One word of advice is that you draw a very thick line around the FPGA
whenever you seek information from these people as they are rather
clueless outside the boundary. I was just dealing with a company out of
two offices and receiving ridiculously contradictory information to the
point of the various reps going at eachother. The only way to deal with
them was to design them and their proprietary systems out of the
equation- they are out about $250K in the near term- but also enabled me
to totally nix another bunch of hucksters and their $1M custom A/D
development too- so I do thank them for that.

 

[Winfield Hill]

Fred Bloggs wrote...

One word of advice is that you draw a very thick line around the FPGA
whenever you seek information from these people as they are rather
clueless outside the boundary. I was just dealing with a company out of
two offices and receiving ridiculously contradictory information to the
point of the various reps going at eachother.

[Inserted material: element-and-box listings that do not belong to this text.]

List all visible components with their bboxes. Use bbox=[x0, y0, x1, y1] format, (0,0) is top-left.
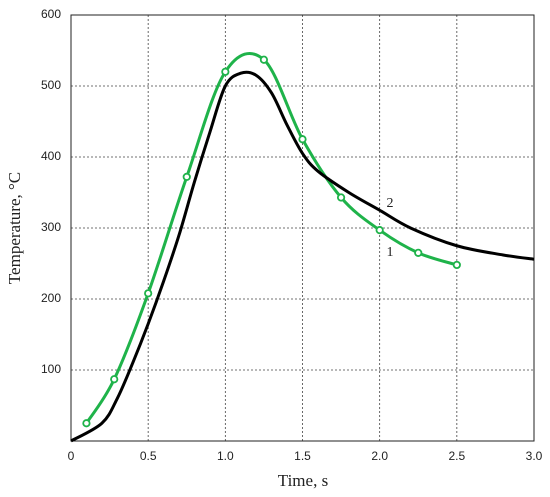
marker bbox=[182, 172, 191, 181]
line bbox=[85, 51, 458, 425]
marker bbox=[452, 260, 461, 270]
plot-frame bbox=[70, 14, 535, 442]
marker bbox=[375, 226, 384, 235]
line bbox=[70, 70, 535, 443]
y-tick-label: 200 bbox=[41, 291, 61, 305]
y-axis-label: Temperature, °C bbox=[5, 172, 24, 284]
y-tick-label: 100 bbox=[41, 362, 61, 376]
series-label: 2 bbox=[387, 196, 394, 211]
x-tick-label: 2.0 bbox=[371, 449, 388, 463]
x-tick-label: 0 bbox=[68, 449, 75, 463]
y-tick-label: 300 bbox=[41, 220, 61, 234]
series-label: 1 bbox=[387, 245, 394, 260]
marker bbox=[221, 67, 230, 76]
x-tick-label: 0.5 bbox=[140, 449, 157, 463]
x-axis-label: Time, s bbox=[278, 471, 328, 490]
x-tick-label: 2.5 bbox=[448, 449, 465, 463]
marker bbox=[259, 55, 269, 64]
x-tick-label: 1.5 bbox=[294, 449, 311, 463]
y-tick-label: 600 bbox=[41, 7, 61, 21]
marker bbox=[414, 248, 423, 257]
marker bbox=[110, 375, 119, 384]
marker bbox=[298, 135, 307, 144]
marker bbox=[82, 419, 91, 428]
marker bbox=[336, 193, 346, 202]
x-tick-label: 3.0 bbox=[526, 449, 543, 463]
y-tick-label: 400 bbox=[41, 149, 61, 163]
marker bbox=[144, 289, 153, 298]
y-tick-label: 500 bbox=[41, 78, 61, 92]
x-tick-label: 1.0 bbox=[217, 449, 234, 463]
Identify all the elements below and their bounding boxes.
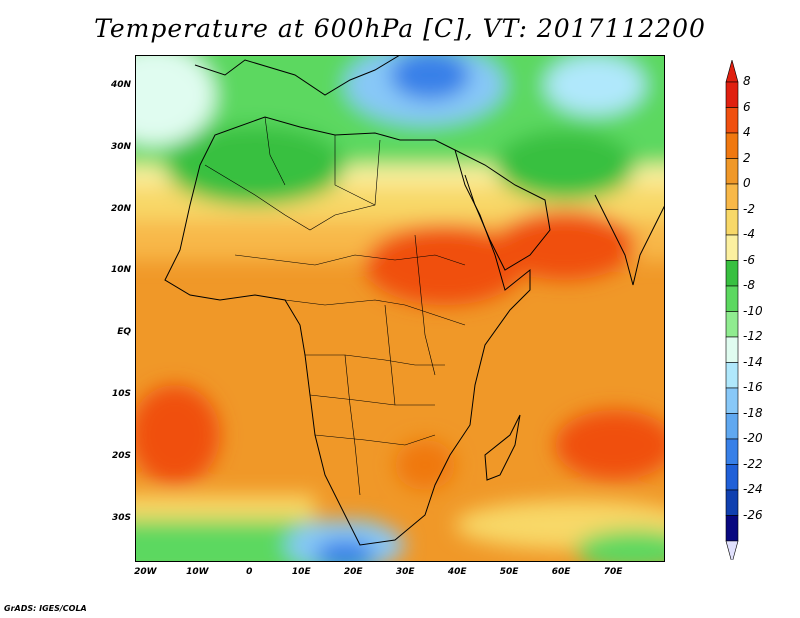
colorbar-swatch [725,515,739,542]
grads-credit: GrADS: IGES/COLA [4,604,87,613]
lon-tick-label: 60E [551,567,571,577]
colorbar-label: -8 [743,278,755,292]
lat-tick-label: 10S [111,389,131,400]
colorbar-label: 8 [743,74,751,88]
colorbar-swatch [725,107,739,134]
colorbar-label: -6 [743,252,755,267]
lat-tick-label: EQ [117,327,131,338]
colorbar-label: 6 [743,99,751,114]
lon-tick-label: 20W [134,567,157,577]
colorbar-bottom-arrow [725,540,739,560]
colorbar-label: -20 [743,431,763,445]
coastlines [164,55,665,546]
colorbar-swatch [725,285,739,312]
colorbar-label: -2 [743,201,755,216]
lat-tick-label: 30S [111,512,131,523]
map-frame [135,55,665,562]
colorbar-label: -22 [743,456,763,471]
colorbar-label: 2 [743,150,751,165]
colorbar-swatch [725,413,739,440]
colorbar-swatch [725,489,739,516]
lat-tick-label: 30N [110,141,131,152]
colorbar-label: -10 [743,303,763,318]
lon-tick-label: 20E [343,567,363,577]
colorbar-label: -4 [743,227,755,241]
lon-tick-label: 50E [499,567,519,577]
lon-tick-label: 0 [246,567,253,577]
lat-tick-label: 20N [110,203,131,214]
colorbar-swatch [725,81,739,108]
colorbar-label: -24 [743,482,763,496]
lon-tick-label: 70E [603,567,623,577]
lat-tick-label: 40N [110,79,131,90]
country-borders [204,116,466,496]
lon-tick-label: 10W [186,567,209,577]
colorbar-label: 4 [743,125,751,139]
lat-tick-label: 10N [110,265,131,276]
map-title: Temperature at 600hPa [C], VT: 201711220… [94,14,706,43]
colorbar-label: -18 [743,405,763,420]
lat-tick-label: 20S [111,450,131,461]
colorbar-swatch [725,336,739,363]
colorbar-swatch [725,387,739,414]
colorbar-label: -26 [743,507,763,522]
colorbar-label: -12 [743,329,763,343]
colorbar-swatch [725,362,739,389]
colorbar-swatch [725,311,739,338]
colorbar-swatch [725,260,739,287]
lon-tick-label: 10E [291,567,311,577]
colorbar-swatch [725,132,739,159]
lon-tick-label: 30E [395,567,415,577]
colorbar [725,60,739,560]
colorbar-swatch [725,438,739,465]
temperature-map [135,55,665,562]
colorbar-swatch [725,183,739,210]
colorbar-label: -14 [743,354,763,369]
lon-tick-label: 40E [447,567,467,577]
colorbar-swatch [725,158,739,185]
colorbar-label: 0 [743,176,751,190]
colorbar-swatch [725,234,739,261]
colorbar-top-arrow [725,60,739,83]
colorbar-swatch [725,209,739,236]
colorbar-label: -16 [743,380,763,394]
colorbar-swatch [725,464,739,491]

The only way to deal with
them was to design them and their proprietary systems out of the
equation- they are out about $250K in the near term- but also enabled me
to totally nix another bunch of hucksters and their $1M custom A/D
development too- so I do thank them for that.

Now we're getting somewhere. That's a story, or set of stories
that you should expound upon for all of us stuck here in the
hinterlands. Details, we want details!

Thanks,
- Win

 

[Bill Sloman]

LOL- I notice ONSemi now uses PECL, NECL, and LVECL- but you're still a
NUCL-head as ever. Wonder what they call the old +2,-3.2V setup to
DC-couple directly into 50 ohms to GND? PNECL?

"Test gear". You need yet another power supply, and - as with PECL -
it is a bit too easy to blown up the output transistors by briefly
grounding a signal line, but it allows you to use the 50R to ground
termination built into fast oscilloscope inputs. Motorola used to
prescribe it for all their performace tests.

I'd guess that NECL was Negative- or Normal-ECL, and LVECL would be
low voltage, which has the same advantages for ECL as it does for any
other sort of logic

One word of advice is that you draw a very thick line around the FPGA
whenever you seek information from these people as they are rather
clueless outside the boundary. I was just dealing with a company out of
two offices and receiving ridiculously contradictory information to the
point of the various reps going at eachother. The only way to deal with
them was to design them and their proprietary systems out of the
equation- they are out about $250K in the near term- but also enabled me
to totally nix another bunch of hucksters and their $1M custom A/D
development too- so I do thank them for that.

Sturgeon's Law say that 90% of everything is rubbish, and reps tend to
illustrate that rule. You do come across application engineers who
talk sense - Analog Devices have a few, Linear Technology have got Jim
Williams, National Semiconductor had Bob Widlar (who wrote a mean
application note) and have Bob Pease - and Peter Alfke does seem to
belong to that useful little group.

Distrusting reps is a good rule of thumb, but there are exceptions.
I'd be very surprised to run into a useful rep from Texas Instruments.
bit I guess that even that is possible.

 

[Fred Bloggs]

I'd guess that NECL was Negative- or Normal-ECL, and LVECL would be
low voltage, which has the same advantages for ECL as it does for any
other sort of logic

You will find that the LVECL is specified to run significantly faster
because of the smaller voltage swings.